The film cuts between harsh, handheld realism (snow, rusted barracks, indifferent officers) and tender flashbacks: Alyosha as a boy, catching dragonflies in a jar; Sima teaching him to peel potatoes; the last New Year’s Eve before he was drafted — a dance to an old cassette tape, his laugh like cracked ice.
The screen cuts to black.
Sima looks into the camera — breaking the fourth wall — and says, “This is not an ending.”
In a cramped Khrushchev-era apartment on the outskirts of Moscow, Sima Morozova, a 48-year-old factory nurse, receives a letter that will crack her quiet life open. It’s from the army: her only son, Alyosha, has gone missing during a training exercise in the Urals. No body. No explanation. Just “desertion suspected.”
Sima refuses to believe it. The same mouth that once sang lullabies to him now spits at the district military commissar. She takes a leave from work, pawns her mother’s gold earrings, and boards a rattling train east.

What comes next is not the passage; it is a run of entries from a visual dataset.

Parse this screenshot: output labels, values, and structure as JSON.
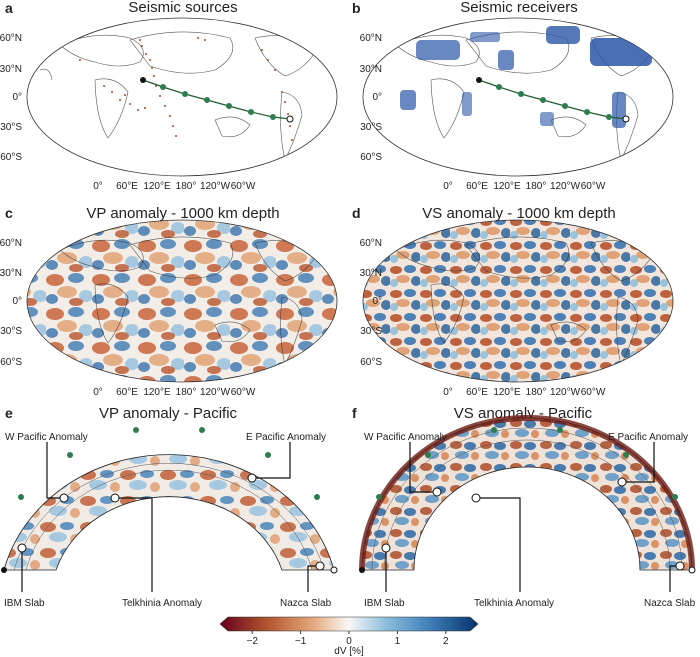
{
  "figure": {
    "panels": [
      {
        "letter": "a",
        "title": "Seismic sources"
      },
      {
        "letter": "b",
        "title": "Seismic receivers"
      },
      {
        "letter": "c",
        "title": "VP anomaly - 1000 km depth"
      },
      {
        "letter": "d",
        "title": "VS anomaly - 1000 km depth"
      },
      {
        "letter": "e",
        "title": "VP anomaly - Pacific"
      },
      {
        "letter": "f",
        "title": "VS anomaly - Pacific"
      }
    ],
    "lat_labels": [
      "60°N",
      "30°N",
      "0°",
      "30°S",
      "60°S"
    ],
    "lon_labels": [
      "0°",
      "60°E",
      "120°E",
      "180°",
      "120°W",
      "60°W"
    ],
    "annotations_e": [
      "W Pacific Anomaly",
      "E Pacific Anomaly",
      "IBM Slab",
      "Telkhinia Anomaly",
      "Nazca Slab"
    ],
    "annotations_f": [
      "W Pacific Anomaly",
      "E Pacific Anomaly",
      "IBM Slab",
      "Telkhinia Anomaly",
      "Nazca Slab"
    ],
    "colorbar": {
      "label": "dV [%]",
      "ticks": [
        "−2",
        "−1",
        "0",
        "1",
        "2"
      ],
      "tick_values": [
        -2,
        -1,
        0,
        1,
        2
      ],
      "range": [
        -2.5,
        2.5
      ],
      "colors": [
        "#67001f",
        "#b2532f",
        "#e3a97c",
        "#f7f7f7",
        "#8fbfdc",
        "#3b7db6",
        "#08306b"
      ]
    }
  }
}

However, I can based on the plausible deciphering: Deciphered guess : "Film Russian Mother 2016 — watch online — my Sima 1" So: a 2016 Russian film about a mother, possibly titled or nicknamed "Sima", part 1. Here’s a story built from that: Title: Sima’s Winter (2016) — Part 1
“May syma” — that’s what he called her when he was small, mispronouncing “mama” into something only theirs.
To be continued in “Sima’s Winter — Part 2.”
Part 1 ends with Sima at a frozen lake near the base, holding a single boot she found buried in the snow. A local old woman whispers: “Some boys run from war before war finds them. But the mothers never run.”